Tout le monde connaît King Tubby à qui l'on attribue la paternité du dub. En fait, il semble que ce soit Rudy Redwood, le "selector" du sound-system Supreme Ruler of Sound maqué avec le producteur Duke Reid (Treasure Isle), qui en soit à l'origine. Au cours d'une séance d'enregistrement, il aurait oublié de capter les voix ! C'est ballot… Mais ça plaît ! Le MC improvise sur cet instrumental et le public reprend les paroles en choeur. Mais surtout, débarrassés des vocaux d'origine, la basse et la rythmique sont encore plus captivantes, hypnotiques. C'est une structure de base pour bien des manipulations sonores…
King Tubby l'a immédiatement compris lorsque son ami
Bunny Lee lui fait découvrir ces "versions". Dès lors, celui qui s'appelle encore Osbourne Ruddock, va complètement s'investir dans cette nouvelle forme musicale. Et c'est bien lui qui posera les bases de ce qu'il est convenu d'appeler le dub. A savoir, pour schématiser, du reggae instrumental chargé d'effets et de ré-équalisations. Nous sommes à la fin des années soixante et "la culture du remix" vient d'être inventée par ce touche-à-tout : King Tubby est réparateur radio et cette formation lui servira pour bidouiller son matériel studio lorsqu'il deviendra ingénieur du son.

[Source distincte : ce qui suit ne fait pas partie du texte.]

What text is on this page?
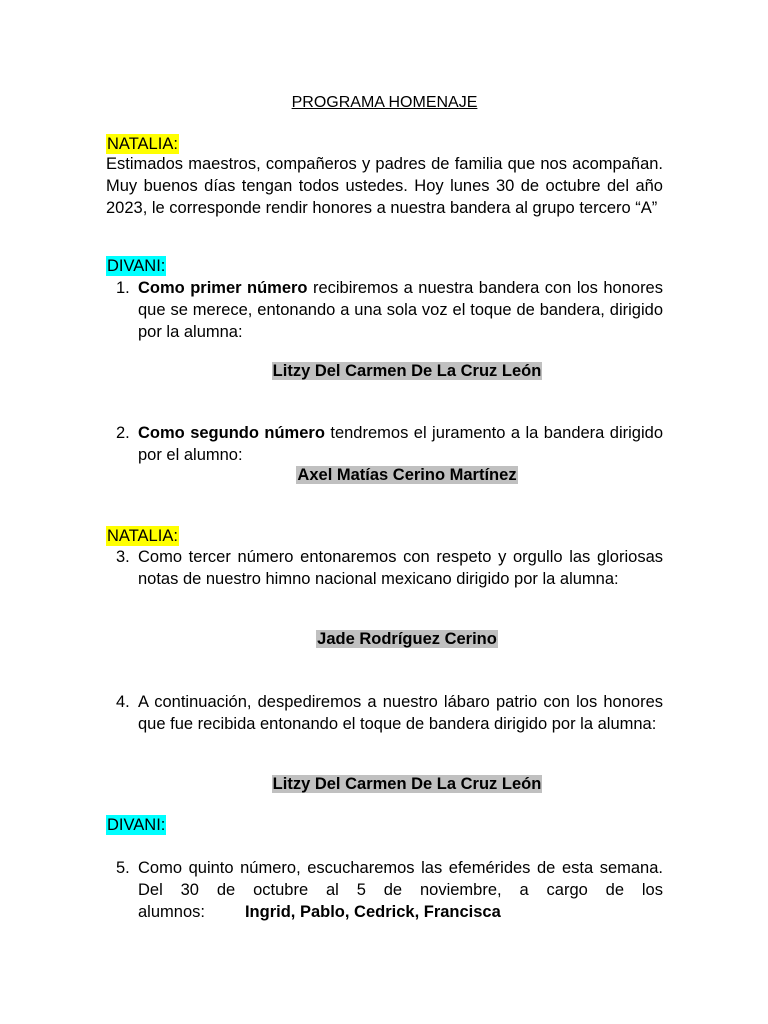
PROGRAMA HOMENAJE
NATALIA:
Estimados maestros, compañeros y padres de familia que nos acompañan. Muy buenos días tengan todos ustedes. Hoy lunes 30 de octubre del año 2023, le corresponde rendir honores a nuestra bandera al grupo tercero “A”
DIVANI:
1. Como primer número recibiremos a nuestra bandera con los honores que se merece, entonando a una sola voz el toque de bandera, dirigido por la alumna:
Litzy Del Carmen De La Cruz León
2. Como segundo número tendremos el juramento a la bandera dirigido por el alumno:
Axel Matías Cerino Martínez
NATALIA:
3. Como tercer número entonaremos con respeto y orgullo las gloriosas notas de nuestro himno nacional mexicano dirigido por la alumna:
Jade Rodríguez Cerino
4. A continuación, despediremos a nuestro lábaro patrio con los honores que fue recibida entonando el toque de bandera dirigido por la alumna:
Litzy Del Carmen De La Cruz León
DIVANI:
5. Como quinto número, escucharemos las efemérides de esta semana. Del 30 de octubre al 5 de noviembre, a cargo de los alumnos: Ingrid, Pablo, Cedrick, Francisca
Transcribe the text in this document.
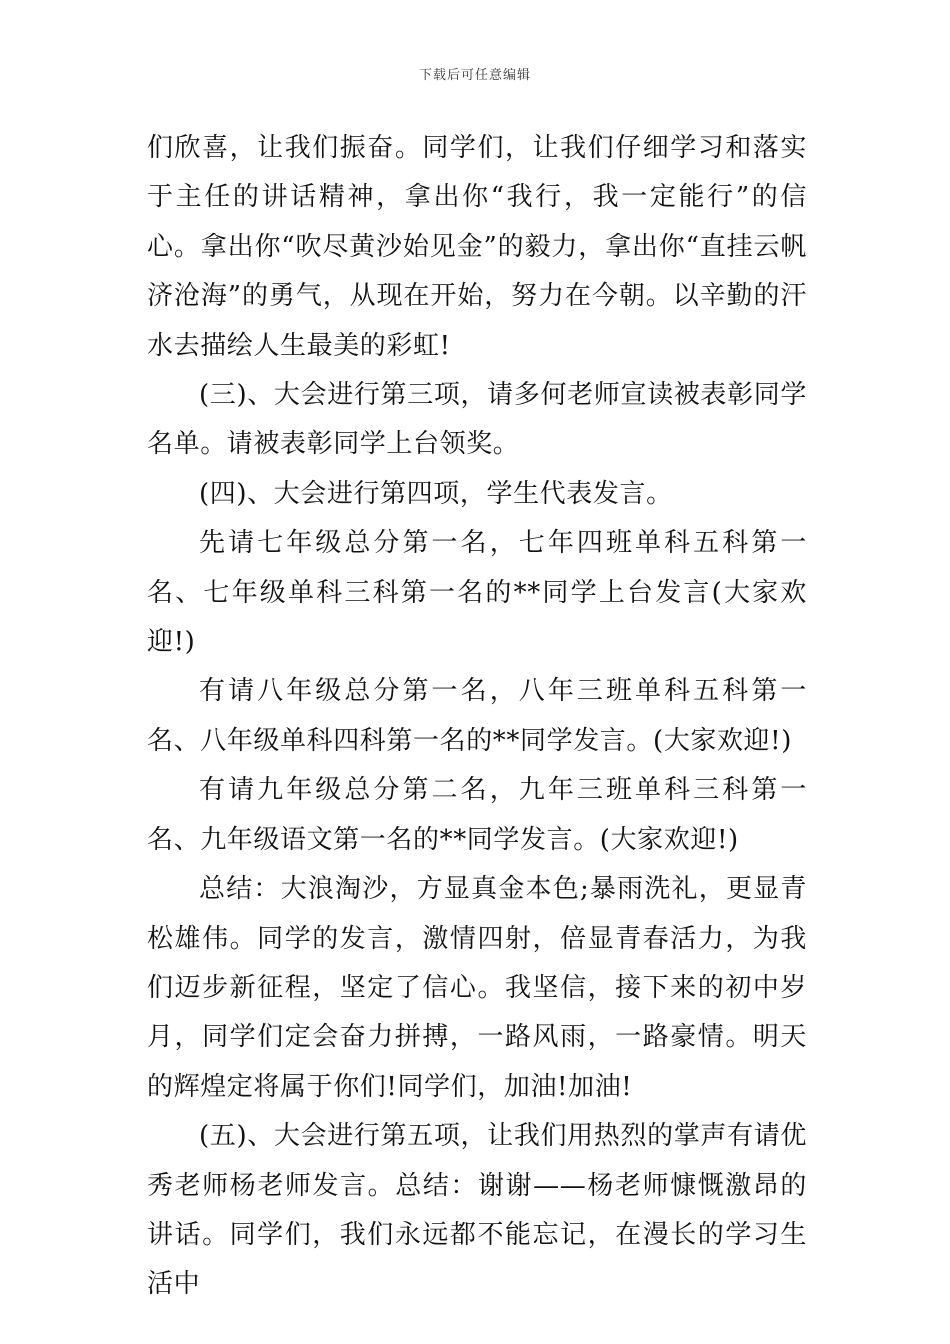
下载后可任意编辑

们欣喜，让我们振奋。同学们，让我们仔细学习和落实于主任的讲话精神，拿出你“我行，我一定能行”的信心。拿出你“吹尽黄沙始见金”的毅力，拿出你“直挂云帆济沧海”的勇气，从现在开始，努力在今朝。以辛勤的汗水去描绘人生最美的彩虹!

(三)、大会进行第三项，请多何老师宣读被表彰同学名单。请被表彰同学上台领奖。

(四)、大会进行第四项，学生代表发言。

先请七年级总分第一名，七年四班单科五科第一名、七年级单科三科第一名的**同学上台发言(大家欢迎!)

有请八年级总分第一名，八年三班单科五科第一名、八年级单科四科第一名的**同学发言。(大家欢迎!)

有请九年级总分第二名，九年三班单科三科第一名、九年级语文第一名的**同学发言。(大家欢迎!)

总结：大浪淘沙，方显真金本色;暴雨洗礼，更显青松雄伟。同学的发言，激情四射，倍显青春活力，为我们迈步新征程，坚定了信心。我坚信，接下来的初中岁月，同学们定会奋力拼搏，一路风雨，一路豪情。明天的辉煌定将属于你们!同学们，加油!加油!

(五)、大会进行第五项，让我们用热烈的掌声有请优秀老师杨老师发言。总结：谢谢——杨老师慷慨激昂的讲话。同学们，我们永远都不能忘记，在漫长的学习生活中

Et comme nous sommes en Jamaïque, King Tubby monte son propre sound-system, le Home Town Hi-Fi, histoire d'
amplifier ses productions. Dans les années 70s, le dub devient un genre à part entière. King Tubby règne en maître dans ses studios. Il expérimente sans cesse de nouvelles combinaisons, à la recherche d'effets toujours plus pertinents. Il forme aussi des disciples. Le plus célèbre d'entre eux s'appelle
Lee scratch Perry. Une nouvelle génération suivra : Prince Jammy et
Scientist.
Au fur et à mesure, ses productions s'affinent et les disques "strictly" dub s'accumulent. Du milieu des années 70s au début des années 80s, il est au sommet de son art. Impossible de citer tous ses faits d'armes. Mais il convient de mentionner les albums suivants :
Dancehall Style Dub (1974),
Surrounded By The Dreads (1975, il en existe une réédition en vinyl de couleur, avis aux collectionneurs) et
King At The Control (1981).
Comme le dub est "open source", King Tubby a multiplié les rencontres tout au long de sa carrière. Notamment avec son poulain Scientist (
In A Dub Explosion),
The Upsetters (Lee Perry & Co.), The Observer All Stars, Harry Mudie (
In Dub Conference),
Yabby You, The Agrovators,
Augustus Pablo (le fameux
King Tubby Meets Rockers Uptown), etc.
Il a assuré la technique pour de nombreux artistes comme
Johnny Clarke,
Cornell Campbell,
Delroy Wilson,
Prince Jazzbo,
Glen Brown,
Jacob Miller,
Dr. Alimantado,
Joseph Cotton, etc. Les compilations exhumant ses trésors ne se comptent plus (
Dub Gone Crazy, Fatman Tapes, etc.). Tous les amateurs de reggae-roots et de dub "préhistorique" continuent de vénérer son oeuvre malgré un son qui a un peu vieilli.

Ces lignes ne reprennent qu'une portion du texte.